Doing more genealogical research - tracking down family trees for some of the people that turn up in these stories - makes it more likely that these stories cross over from public history to private story. The story of Jennie Besana, the "big little boss" responsible for bookkeeping at the Contadina cannery in San Jose is the most recent example. I'd taken Jennie's name from Edith Daley's San Jose Daily News story on the cannery, and tried to learn more. There wasn't much to go on - no obvious Google hits, and little in city directories. I ended up searching old newspapers and ancestry.com for more on her, and learned a bit about her family, her marriage, and her too-young passing. I found some others also doing similar family research; I chatted with descendants of her husband's family, and heard their stories of Jennie and of their family.

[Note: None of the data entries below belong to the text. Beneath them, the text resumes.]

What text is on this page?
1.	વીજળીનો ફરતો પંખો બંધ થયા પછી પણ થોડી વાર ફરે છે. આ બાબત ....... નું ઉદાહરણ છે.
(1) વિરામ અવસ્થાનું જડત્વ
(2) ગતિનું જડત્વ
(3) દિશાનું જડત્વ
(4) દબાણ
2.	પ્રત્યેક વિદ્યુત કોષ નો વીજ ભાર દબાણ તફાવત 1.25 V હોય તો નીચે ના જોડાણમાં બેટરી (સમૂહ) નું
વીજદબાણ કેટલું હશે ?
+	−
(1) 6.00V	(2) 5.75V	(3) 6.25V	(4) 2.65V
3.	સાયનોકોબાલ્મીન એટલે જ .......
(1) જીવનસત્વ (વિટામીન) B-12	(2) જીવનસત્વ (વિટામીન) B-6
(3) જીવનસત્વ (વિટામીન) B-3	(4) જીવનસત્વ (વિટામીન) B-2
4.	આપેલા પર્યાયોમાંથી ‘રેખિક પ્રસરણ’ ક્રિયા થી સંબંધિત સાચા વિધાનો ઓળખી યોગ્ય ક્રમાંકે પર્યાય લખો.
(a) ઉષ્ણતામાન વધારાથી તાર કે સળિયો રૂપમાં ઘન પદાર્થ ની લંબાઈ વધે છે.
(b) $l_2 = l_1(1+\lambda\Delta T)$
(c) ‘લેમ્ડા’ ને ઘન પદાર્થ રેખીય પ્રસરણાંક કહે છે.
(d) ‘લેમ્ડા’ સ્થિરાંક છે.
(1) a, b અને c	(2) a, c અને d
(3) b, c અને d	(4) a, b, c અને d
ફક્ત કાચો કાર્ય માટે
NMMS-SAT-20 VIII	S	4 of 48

I'm still hearing stories. I heard a few weeks back from Jennie's great-niece; my original article on Jennie helped her learn more about her family, and provided stories she hadn't heard before. She also shared the photo at the top of this article. That's Jennie Besana on the right - the big little boss of the Contadina cannery. The others in the photo are Jennie's sister and nephew. It's a neat photo, probably from the early 1930's. Jennie and Frank show up as very happy. Jennie's dressed more conservatively than I would have expected for a woman who showed ambition and smarts to run the bookkeeping and contracts side of the cannery. (She wasn't completely serious; her niece remembers last seeing Jennie and Frank in Berkeley at a Cal game, where Jennie was wearing a yellow corsage in the shape of a "C".) They're both doing pretty well; Jennie worked at the United States Products cannery during the depression, while Frank was at Pacific Manufacturing over in Santa Clara. They own a house in the country out in Cupertino with a bit of land, and they can commute down Stevens Creek Road for work each morning - not a bad life. And yet,tragedy could still strike, regardless of how happy they are....
To be honest, as much as I'm glad I've done the research on the canneries, these stories are more satisfying. They make the places I'm modeling more real. They also tell about the dreams, successes, tragedies, and boring daily routines for folks of the Santa Clara valley a hundred years ago. They also remind us how much things are still the same, even as the Valley has filled up and the fruit industry replaced with semiconductors or software. I'm glad I've learned enough about the local canning business to know where the canneries were, or where a spur track was. But I'm happier with the stories of the people - hearing about Victor Greco's troubles trying to start a new tomato paste business, kids playing on the burlap sacks soon to send prunes to Germany, George Hyde's work to build a modern cannery, or my neighbor's summer job as the mechanic's assistant at the Dole cannery.
Or hearing about Jennie Besana, who was ambitious and smart enough at 20 to be the bookkeeper for a newfangled cannery selling strange new tomato products for Italian immigrants. There's a bit of her in every intern over at Google.